Le projet de loi est motivé par la volonté de faire appel à la générosité du public pour financer la restauration de Notre-Dame. Il vise aussi à répondre à l'élan de solidarité qui s'est manifesté très rapidement après la diffusion des premières images de l'incendie, en mettant en place une souscription nationale permettant d'offrir aux donateurs un cadre légal clair et sécurisant. Les dons véritablement encaissés à ce stade représentent une part mineure en comparaison des promesses de dons qui ont été formulées. Il est donc important d'apporter des garanties pour éviter que la générosité ne se tarisse et que les promesses de dons ne soient pas converties. Le chiffrage précis du coût des travaux, une fois les besoins identifiés et les projets arrêtés, sera une information déterminante à faire connaître pour que la souscription puisse se poursuivre dans les meilleures conditions.
La question de la souscription est réglée par les articles 1er à 7.
L'article 1er prévoit l'ouverture de la souscription nationale et la place sous l'autorité du Président de la République.
L'article 2 fixe l'objet de la souscription, en la faisant porter sur le financement des travaux de conservation et de restauration de Notre-Dame et du mobilier dont l'État est propriétaire, ainsi que sur la formation aux métiers du patrimoine nécessaires à la réalisation de ce chantier.
L'article 3 prévoit les modalités de reversement des dons par les différents organismes collecteurs habilités à les recueillir dans le cadre de la souscription nationale. Une procédure originale a été retenue, puisqu'y participent, en plus du Trésor public, un établissement public, le Centre des monuments nationaux (CMN), et trois fondations reconnues d'utilité publique, la Fondation de France, la Fondation du patrimoine et la Fondation Notre-Dame, qui sont des organismes de droit privé.
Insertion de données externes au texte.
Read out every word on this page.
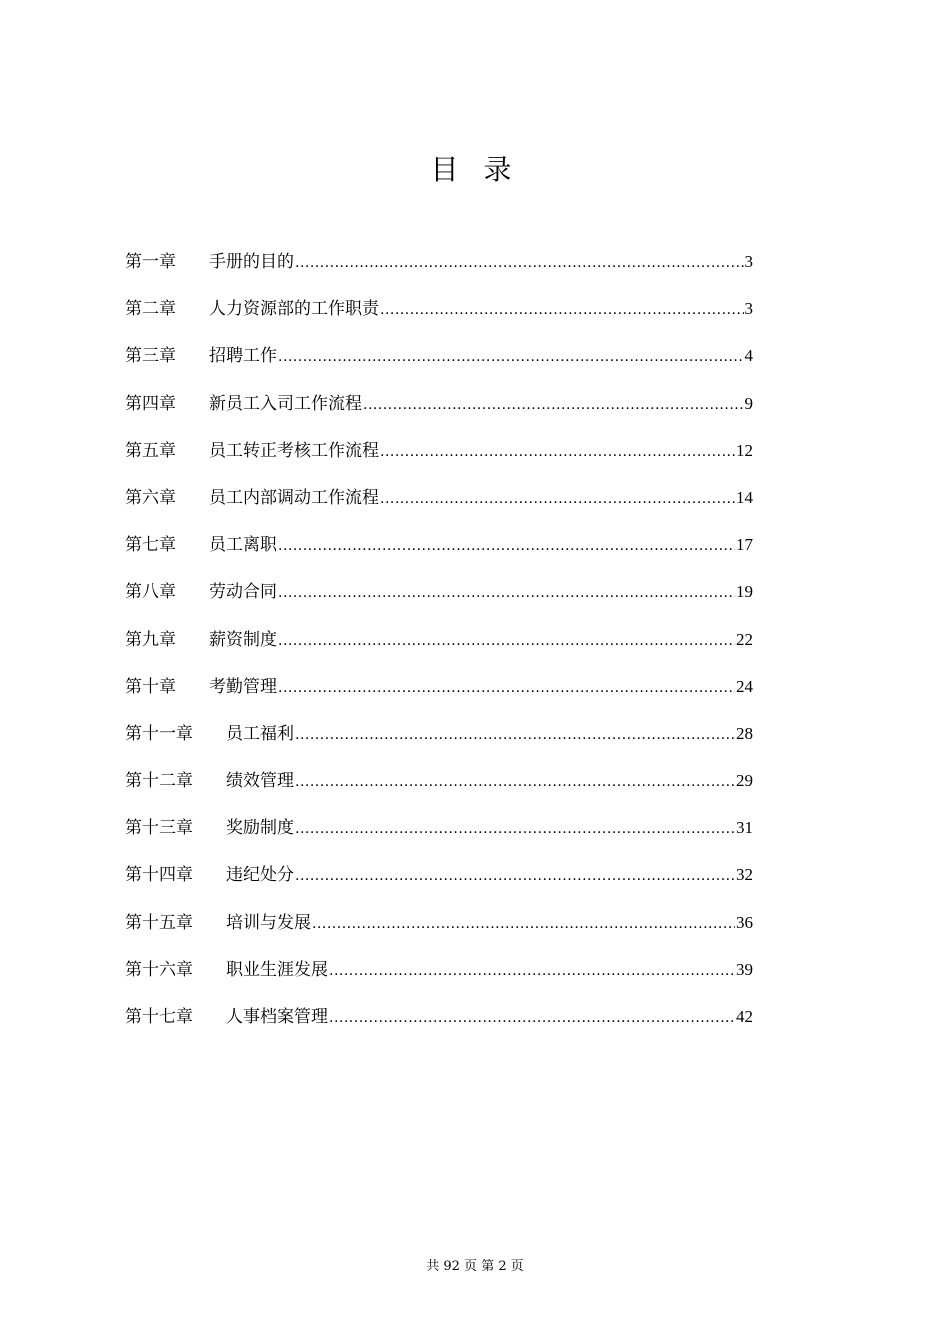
目 录
第一章	手册的目的 .....	3
第二章	人力资源部的工作职责 .....	3
第三章	招聘工作 .....	4
第四章	新员工入司工作流程 .....	9
第五章	员工转正考核工作流程 .....	12
第六章	员工内部调动工作流程 .....	14
第七章	员工离职 .....	17
第八章	劳动合同 .....	19
第九章	薪资制度 .....	22
第十章	考勤管理 .....	24
第十一章	员工福利 .....	28
第十二章	绩效管理 .....	29
第十三章	奖励制度 .....	31
第十四章	违纪处分 .....	32
第十五章	培训与发展 .....	36
第十六章	职业生涯发展 .....	39
第十七章	人事档案管理 .....	42
共 92 页 第 2 页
L'article 4 autorise expressément les collectivités territoriales à prendre part à la souscription nationale.
L'article 5 majore à 75 %, au lieu de 66 % habituellement, le taux de la réduction d'impôt accordée aux particuliers pour les dons versés dans le cadre de la souscription nationale jusqu'à 1 000 euros.
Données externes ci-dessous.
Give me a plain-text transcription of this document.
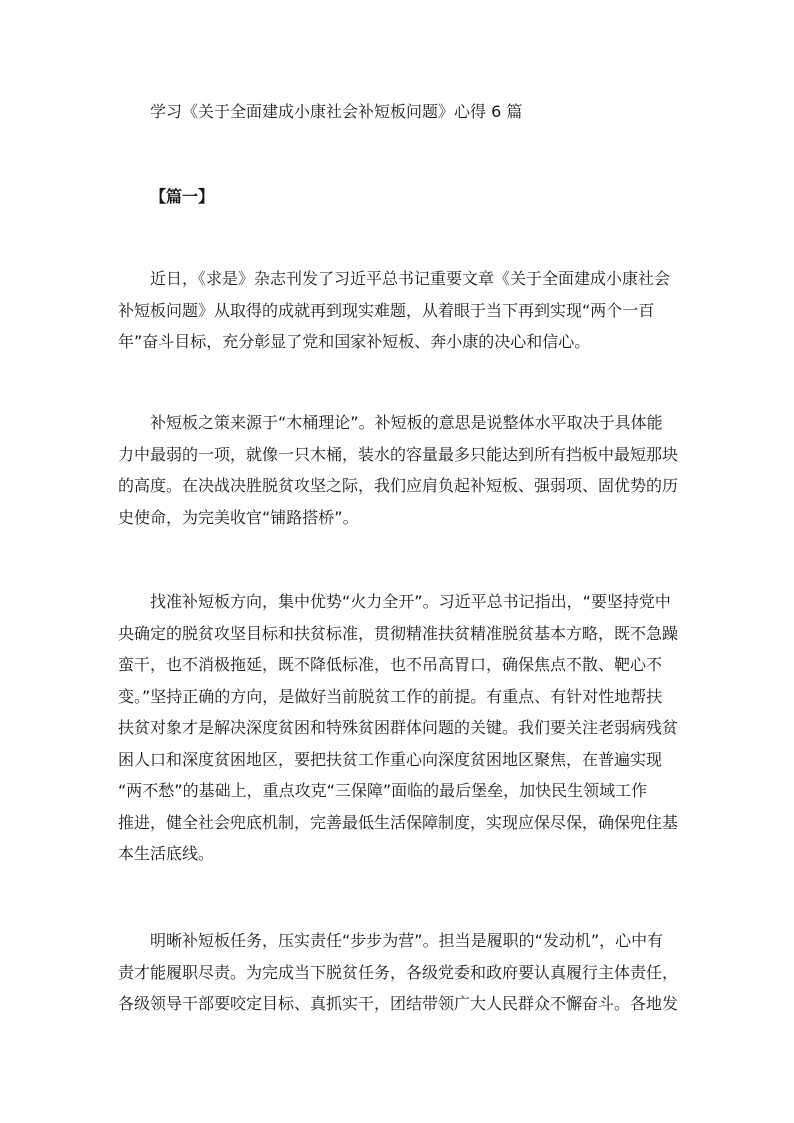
学习《关于全面建成小康社会补短板问题》心得 6 篇
【篇一】
近日，《求是》杂志刊发了习近平总书记重要文章《关于全面建成小康社会
补短板问题》从取得的成就再到现实难题，从着眼于当下再到实现“两个一百
年”奋斗目标，充分彰显了党和国家补短板、奔小康的决心和信心。
补短板之策来源于“木桶理论”。补短板的意思是说整体水平取决于具体能
力中最弱的一项，就像一只木桶，装水的容量最多只能达到所有挡板中最短那块
的高度。在决战决胜脱贫攻坚之际，我们应肩负起补短板、强弱项、固优势的历
史使命，为完美收官“铺路搭桥”。
找准补短板方向，集中优势“火力全开”。习近平总书记指出，“要坚持党中
央确定的脱贫攻坚目标和扶贫标准，贯彻精准扶贫精准脱贫基本方略，既不急躁
蛮干，也不消极拖延，既不降低标准，也不吊高胃口，确保焦点不散、靶心不
变。”坚持正确的方向，是做好当前脱贫工作的前提。有重点、有针对性地帮扶
扶贫对象才是解决深度贫困和特殊贫困群体问题的关键。我们要关注老弱病残贫
困人口和深度贫困地区，要把扶贫工作重心向深度贫困地区聚焦，在普遍实现
“两不愁”的基础上，重点攻克“三保障”面临的最后堡垒，加快民生领域工作
推进，健全社会兜底机制，完善最低生活保障制度，实现应保尽保，确保兜住基
本生活底线。
明晰补短板任务，压实责任“步步为营”。担当是履职的“发动机”，心中有
责才能履职尽责。为完成当下脱贫任务，各级党委和政府要认真履行主体责任，
各级领导干部要咬定目标、真抓实干，团结带领广大人民群众不懈奋斗。各地发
L'article 6 confie au pouvoir réglementaire le soin de clôturer la souscription.
L'article 7 prévoit un mécanisme pour contrôler la gestion des fonds recueillis dans le cadre de la souscription, en mettant en place un comité de contrôle composé du Premier président de la Cour des comptes et des présidents des commissions chargés de la culture et des finances de chacune des deux assemblées.
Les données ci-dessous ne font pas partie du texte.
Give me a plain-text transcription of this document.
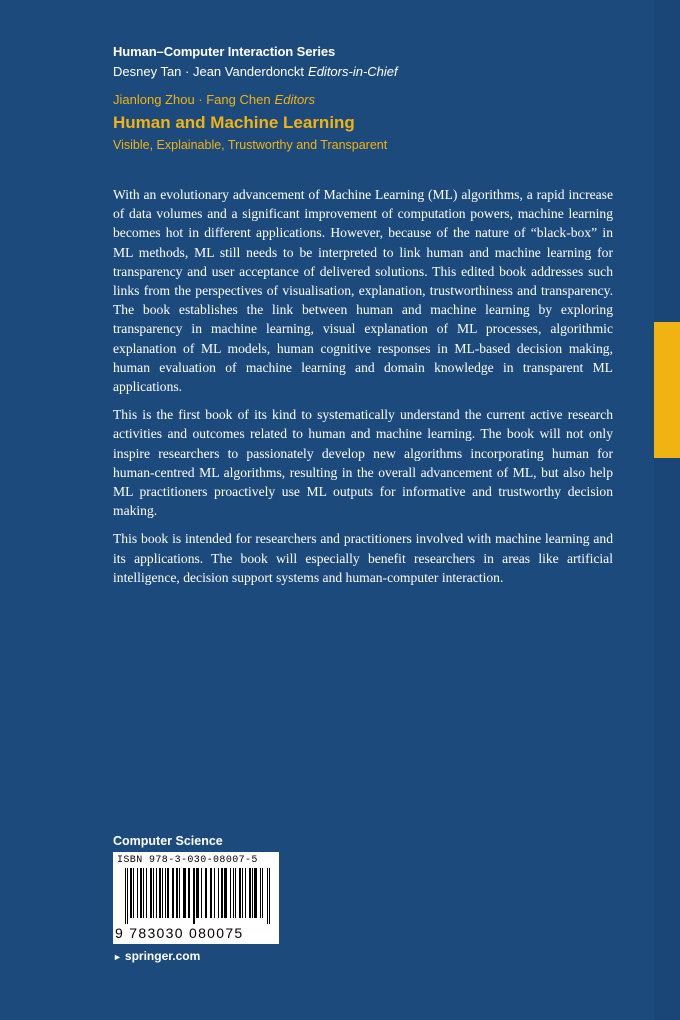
Human–Computer Interaction Series
Desney Tan · Jean Vanderdonckt Editors-in-Chief
Jianlong Zhou · Fang Chen Editors
Human and Machine Learning
Visible, Explainable, Trustworthy and Transparent

With an evolutionary advancement of Machine Learning (ML) algorithms, a rapid increase of data volumes and a significant improvement of computation powers, machine learning becomes hot in different applications. However, because of the nature of “black-box” in ML methods, ML still needs to be interpreted to link human and machine learning for transparency and user acceptance of delivered solutions. This edited book addresses such links from the perspectives of visualisation, explanation, trustworthiness and transparency. The book establishes the link between human and machine learning by exploring transparency in machine learning, visual explanation of ML processes, algorithmic explanation of ML models, human cognitive responses in ML-based decision making, human evaluation of machine learning and domain knowledge in transparent ML applications.

This is the first book of its kind to systematically understand the current active research activities and outcomes related to human and machine learning. The book will not only inspire researchers to passionately develop new algorithms incorporating human for human-centred ML algorithms, resulting in the overall advancement of ML, but also help ML practitioners proactively use ML outputs for informative and trustworthy decision making.

This book is intended for researchers and practitioners involved with machine learning and its applications. The book will especially benefit researchers in areas like artificial intelligence, decision support systems and human-computer interaction.

Computer Science
ISBN 978-3-030-08007-5
9 783030 080075
► springer.com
L'Assemblée nationale a ajouté un article 5 bis pour permettre au Parlement d'être informé sur le montant des dons et versements effectués dans le cadre de la souscription nationale et sur l'utilisation ou non des différents dispositifs de soutien au mécénat applicables.
Compte tenu de la nature financière ou fiscale de leurs dispositions, les articles 4, 5 et 5 bis ont été délégués à l'examen de la commission des finances.
Ces différentes dispositions soulèvent un certain nombre de questions légitimes.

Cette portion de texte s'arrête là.